What does our future hold
Monday we honored those who had died in service to our nation. If one looks at the memorials around our communities, one will see family names that are still part of these communities. One must wonder how much greater we would be if these men and women had lived to return to their homes and help build the assets that we have with their willingness to work and sacrifice. Certainly, those who did return from World War II and Korea added much in the fifties.
With that thought, by the time you read this, I will have returned to Richmond to deal with the budget. Barring any unexpected changes, we will take one more step down the road in the direction that our forefathers fought against. No matter the name we call it, socialism, communism or simply government control, the actions that will be taken here in Virginia will step on the toes of liberty, freedom and self-determination.

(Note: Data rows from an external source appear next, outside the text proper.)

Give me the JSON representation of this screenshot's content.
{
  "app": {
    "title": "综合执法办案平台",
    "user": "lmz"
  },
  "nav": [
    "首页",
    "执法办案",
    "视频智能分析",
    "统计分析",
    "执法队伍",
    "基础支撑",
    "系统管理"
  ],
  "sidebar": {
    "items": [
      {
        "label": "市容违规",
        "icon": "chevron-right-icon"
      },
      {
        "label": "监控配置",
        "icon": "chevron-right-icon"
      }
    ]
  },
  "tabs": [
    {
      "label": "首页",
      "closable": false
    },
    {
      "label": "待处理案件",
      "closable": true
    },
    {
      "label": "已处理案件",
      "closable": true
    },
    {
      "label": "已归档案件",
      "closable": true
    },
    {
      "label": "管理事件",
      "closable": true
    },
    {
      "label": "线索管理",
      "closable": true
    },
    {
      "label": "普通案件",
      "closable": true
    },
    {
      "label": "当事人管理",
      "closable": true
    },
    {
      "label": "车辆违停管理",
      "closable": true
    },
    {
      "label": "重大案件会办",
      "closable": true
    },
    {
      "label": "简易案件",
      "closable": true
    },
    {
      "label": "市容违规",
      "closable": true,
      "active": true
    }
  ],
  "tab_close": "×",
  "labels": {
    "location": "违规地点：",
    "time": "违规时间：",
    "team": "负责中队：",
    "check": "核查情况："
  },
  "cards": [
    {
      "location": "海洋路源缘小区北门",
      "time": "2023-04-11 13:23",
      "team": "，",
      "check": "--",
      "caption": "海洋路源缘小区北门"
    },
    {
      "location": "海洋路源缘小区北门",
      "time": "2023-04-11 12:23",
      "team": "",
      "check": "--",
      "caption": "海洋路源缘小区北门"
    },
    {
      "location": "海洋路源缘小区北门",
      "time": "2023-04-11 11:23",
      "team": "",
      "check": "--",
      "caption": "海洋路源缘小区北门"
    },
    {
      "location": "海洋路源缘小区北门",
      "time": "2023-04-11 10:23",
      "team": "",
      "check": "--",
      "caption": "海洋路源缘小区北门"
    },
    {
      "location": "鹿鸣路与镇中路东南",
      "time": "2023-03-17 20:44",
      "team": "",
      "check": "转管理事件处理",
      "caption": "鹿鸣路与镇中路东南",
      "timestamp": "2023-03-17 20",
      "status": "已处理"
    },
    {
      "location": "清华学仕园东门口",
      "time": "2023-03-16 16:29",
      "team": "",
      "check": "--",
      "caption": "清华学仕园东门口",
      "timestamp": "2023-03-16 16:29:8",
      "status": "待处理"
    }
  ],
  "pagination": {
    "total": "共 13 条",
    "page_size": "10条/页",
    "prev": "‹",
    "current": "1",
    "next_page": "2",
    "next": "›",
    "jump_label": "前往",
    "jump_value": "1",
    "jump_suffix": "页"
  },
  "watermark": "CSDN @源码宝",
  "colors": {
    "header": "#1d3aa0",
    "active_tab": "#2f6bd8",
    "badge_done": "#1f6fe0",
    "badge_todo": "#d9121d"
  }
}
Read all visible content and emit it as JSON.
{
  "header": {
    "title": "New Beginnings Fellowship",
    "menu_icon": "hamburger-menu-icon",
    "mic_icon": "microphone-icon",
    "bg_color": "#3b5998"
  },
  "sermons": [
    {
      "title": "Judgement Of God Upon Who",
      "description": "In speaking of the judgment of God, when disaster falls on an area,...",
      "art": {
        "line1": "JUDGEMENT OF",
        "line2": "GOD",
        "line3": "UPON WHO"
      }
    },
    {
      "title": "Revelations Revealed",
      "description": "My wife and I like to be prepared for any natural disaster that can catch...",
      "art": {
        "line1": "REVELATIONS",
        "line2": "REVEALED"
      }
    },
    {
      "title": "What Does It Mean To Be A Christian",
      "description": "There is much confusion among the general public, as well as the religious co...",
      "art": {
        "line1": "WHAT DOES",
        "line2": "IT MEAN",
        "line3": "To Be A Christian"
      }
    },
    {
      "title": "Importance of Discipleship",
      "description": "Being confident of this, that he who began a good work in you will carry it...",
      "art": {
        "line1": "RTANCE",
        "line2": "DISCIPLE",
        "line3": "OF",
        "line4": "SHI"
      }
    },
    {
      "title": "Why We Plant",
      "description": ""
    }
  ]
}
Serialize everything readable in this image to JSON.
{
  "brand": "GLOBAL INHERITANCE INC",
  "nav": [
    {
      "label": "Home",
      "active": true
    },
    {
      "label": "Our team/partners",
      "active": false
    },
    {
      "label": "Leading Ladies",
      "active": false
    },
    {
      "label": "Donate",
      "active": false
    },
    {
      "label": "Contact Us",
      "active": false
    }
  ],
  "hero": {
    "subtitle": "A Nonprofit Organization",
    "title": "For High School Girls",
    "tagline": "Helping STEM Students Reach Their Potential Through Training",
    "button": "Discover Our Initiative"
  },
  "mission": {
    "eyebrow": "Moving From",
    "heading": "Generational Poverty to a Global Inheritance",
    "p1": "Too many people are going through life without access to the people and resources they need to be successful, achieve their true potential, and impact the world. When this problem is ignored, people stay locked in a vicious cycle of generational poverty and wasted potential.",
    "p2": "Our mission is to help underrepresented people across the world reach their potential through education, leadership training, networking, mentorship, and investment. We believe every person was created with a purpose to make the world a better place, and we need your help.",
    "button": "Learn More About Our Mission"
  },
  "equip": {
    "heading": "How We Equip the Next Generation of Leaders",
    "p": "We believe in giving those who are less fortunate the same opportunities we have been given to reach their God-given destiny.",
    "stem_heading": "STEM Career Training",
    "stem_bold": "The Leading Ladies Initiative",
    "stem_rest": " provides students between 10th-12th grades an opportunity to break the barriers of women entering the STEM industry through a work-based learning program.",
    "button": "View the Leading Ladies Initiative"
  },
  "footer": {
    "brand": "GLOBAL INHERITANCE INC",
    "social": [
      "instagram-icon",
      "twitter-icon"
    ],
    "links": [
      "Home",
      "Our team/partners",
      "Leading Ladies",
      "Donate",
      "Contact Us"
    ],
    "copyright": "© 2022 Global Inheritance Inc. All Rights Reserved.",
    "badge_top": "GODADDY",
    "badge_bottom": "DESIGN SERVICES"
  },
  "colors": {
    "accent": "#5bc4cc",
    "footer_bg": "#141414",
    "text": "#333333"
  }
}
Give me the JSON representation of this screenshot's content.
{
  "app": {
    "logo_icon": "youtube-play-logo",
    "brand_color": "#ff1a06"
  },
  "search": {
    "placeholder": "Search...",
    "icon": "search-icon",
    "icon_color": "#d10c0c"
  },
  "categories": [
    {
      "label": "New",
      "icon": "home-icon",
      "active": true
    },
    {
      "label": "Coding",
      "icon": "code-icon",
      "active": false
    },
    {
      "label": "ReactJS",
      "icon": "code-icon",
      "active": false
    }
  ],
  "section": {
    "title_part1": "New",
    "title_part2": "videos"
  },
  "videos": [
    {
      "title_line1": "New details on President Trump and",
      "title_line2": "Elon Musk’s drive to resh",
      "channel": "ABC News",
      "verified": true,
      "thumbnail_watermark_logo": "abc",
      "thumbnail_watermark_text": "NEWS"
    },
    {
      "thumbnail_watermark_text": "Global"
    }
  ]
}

Some will say that we should show empathy for our fellow man. That is a reasonable sounding argument, however, it is based on the belief that there is such a thing as a free lunch. Their thought process is flawed because many do not understand our communities. Most of rural Virginia lacks the providers that are needed. When the government of Virginia decrees that a half million have a right to have free health care, our current providers will be overwhelmed. Some, if not most, will decline to see new patients. Others will have to set appointments way into the future. Therefore, many will continue to do what they have been doing in the past – go to hospital emergency rooms. This is the most expensive method to deal with medical issues.
The money that is being set aside to cover these services will have been spent to provide raises for teachers and state employees as well as a number of other projects that some would consider needed. The reality is that the budget that I intend to oppose does not set aside enough to insure medical coverage that will be expected by that unknown number of Virginians. A number that will grow every year as more and more people figure out how to beat the system.
One simply can look at other states that allowed this expanded coverage in the past to see what we may face in just a few years. We do not have the resources to provide every individual every service that can be dreamed up. Government has to make decisions that best serve the people as a whole. Compassion and charity are not the role of government but rather that of individuals.
Sadly, proponents of this expansion in the legislature have talked about work requirements, which the Governor has referred to as work suggestions. Any such work requirement exemptions would come after the budget is passed and signed by the Governor. Should the federal government disapprove a work requirement, Virginia would end up with the most liberal Medicaid expansion in the country with no clear way out.
Finally, with the expectation that the federal debt cannot continue to rise, there is a real probability that the amount the federal government pays to fund this program will drop, leaving Virginia on the hook with more than expected costs and greater numbers of those seeking coverage – a perfect storm.